Moreover, formularies should include a full range of insulin preparations, including human and analog insulins, in the lowest cost-sharing tier.   

At the same time, they say, innovation in developing new insulins should be encouraged and the FDA should streamline the process of bringing more lower-cost insulin products to the US market.

But endocrinologist Kasia Lipska, MD, Yale University, New Haven, Connecticut, whose research on insulin pricing was cited in the ADA white paper, told Medscape Medical News that  manufacturers also need to step up.

"The ADA white paper focuses on the lack of transparency in the entire insulin supply chain — this is a valid point — but I think this lets industry off the hook.
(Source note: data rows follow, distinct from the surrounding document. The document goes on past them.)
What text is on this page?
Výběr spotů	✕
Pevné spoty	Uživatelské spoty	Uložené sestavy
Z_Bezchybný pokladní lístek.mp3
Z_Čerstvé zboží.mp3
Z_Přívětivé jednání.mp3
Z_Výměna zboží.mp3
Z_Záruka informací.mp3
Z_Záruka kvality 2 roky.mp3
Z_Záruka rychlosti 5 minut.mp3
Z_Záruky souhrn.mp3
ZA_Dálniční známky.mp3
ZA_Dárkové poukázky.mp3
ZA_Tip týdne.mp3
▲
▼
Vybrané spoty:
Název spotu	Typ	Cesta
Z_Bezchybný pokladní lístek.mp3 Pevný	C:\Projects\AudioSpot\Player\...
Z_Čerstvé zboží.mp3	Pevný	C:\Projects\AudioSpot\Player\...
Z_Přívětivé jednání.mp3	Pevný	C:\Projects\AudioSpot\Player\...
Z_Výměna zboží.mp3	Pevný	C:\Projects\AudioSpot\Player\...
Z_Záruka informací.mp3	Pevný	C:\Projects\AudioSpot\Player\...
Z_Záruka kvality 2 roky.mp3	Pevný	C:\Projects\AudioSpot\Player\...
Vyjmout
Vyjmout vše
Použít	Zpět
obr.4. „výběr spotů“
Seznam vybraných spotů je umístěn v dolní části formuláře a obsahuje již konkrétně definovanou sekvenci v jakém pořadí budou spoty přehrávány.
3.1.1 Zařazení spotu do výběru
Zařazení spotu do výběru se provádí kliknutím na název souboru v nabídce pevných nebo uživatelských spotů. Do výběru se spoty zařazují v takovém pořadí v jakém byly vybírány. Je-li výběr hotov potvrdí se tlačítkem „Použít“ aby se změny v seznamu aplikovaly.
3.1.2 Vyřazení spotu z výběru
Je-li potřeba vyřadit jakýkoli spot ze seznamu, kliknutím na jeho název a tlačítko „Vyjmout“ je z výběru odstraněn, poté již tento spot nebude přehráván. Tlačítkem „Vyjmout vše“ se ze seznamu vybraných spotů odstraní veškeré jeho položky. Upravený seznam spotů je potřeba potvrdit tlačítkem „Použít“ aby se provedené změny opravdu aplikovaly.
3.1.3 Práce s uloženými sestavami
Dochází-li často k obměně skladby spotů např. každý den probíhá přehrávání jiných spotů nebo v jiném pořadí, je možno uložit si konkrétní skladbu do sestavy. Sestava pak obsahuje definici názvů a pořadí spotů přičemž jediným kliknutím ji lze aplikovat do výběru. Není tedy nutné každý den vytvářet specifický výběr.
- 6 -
There should be a stronger call for manufacturers to lower prices to make insulin affordable."

Greene, in his testimony, echoed the call for transparency but said that Congress is the only entity that can ensure it happens.

"Preserving access to affordable insulin is not a Democratic or Republican issue....Only Congress has the power to follow all the steps from production to consumption and understand where exactly this market is being distorted." 

Senator Collins vowed to do just that. "I want to deconstruct that complicated web of transactions to figure out who is making how much money and why aren't discounts that are negotiated with manufacturers reaching the patient....It's astonishing that for a drug approaching a hundred years old and that is serving millions of Americans that we don't see a proliferation of manufacturers." 

And to Grant, a contract company employee with a high-deductible health plan who testified that the 90-day cost of his 13-year-old son's insulin jumped from $450 in 2017 to more than $900 in 2018, Collins said, "We want to keep him healthy, but we also don't want you to go broke in doing so. I'm committed to trying to get to the bottom of this."

Cefalu is an ADA employee, which receives support from several diabetes product manufacturers. Greene has received grants from the National Science Foundation and National Library of Medicine. Disclosures for the other Working Group members are listed in the paper.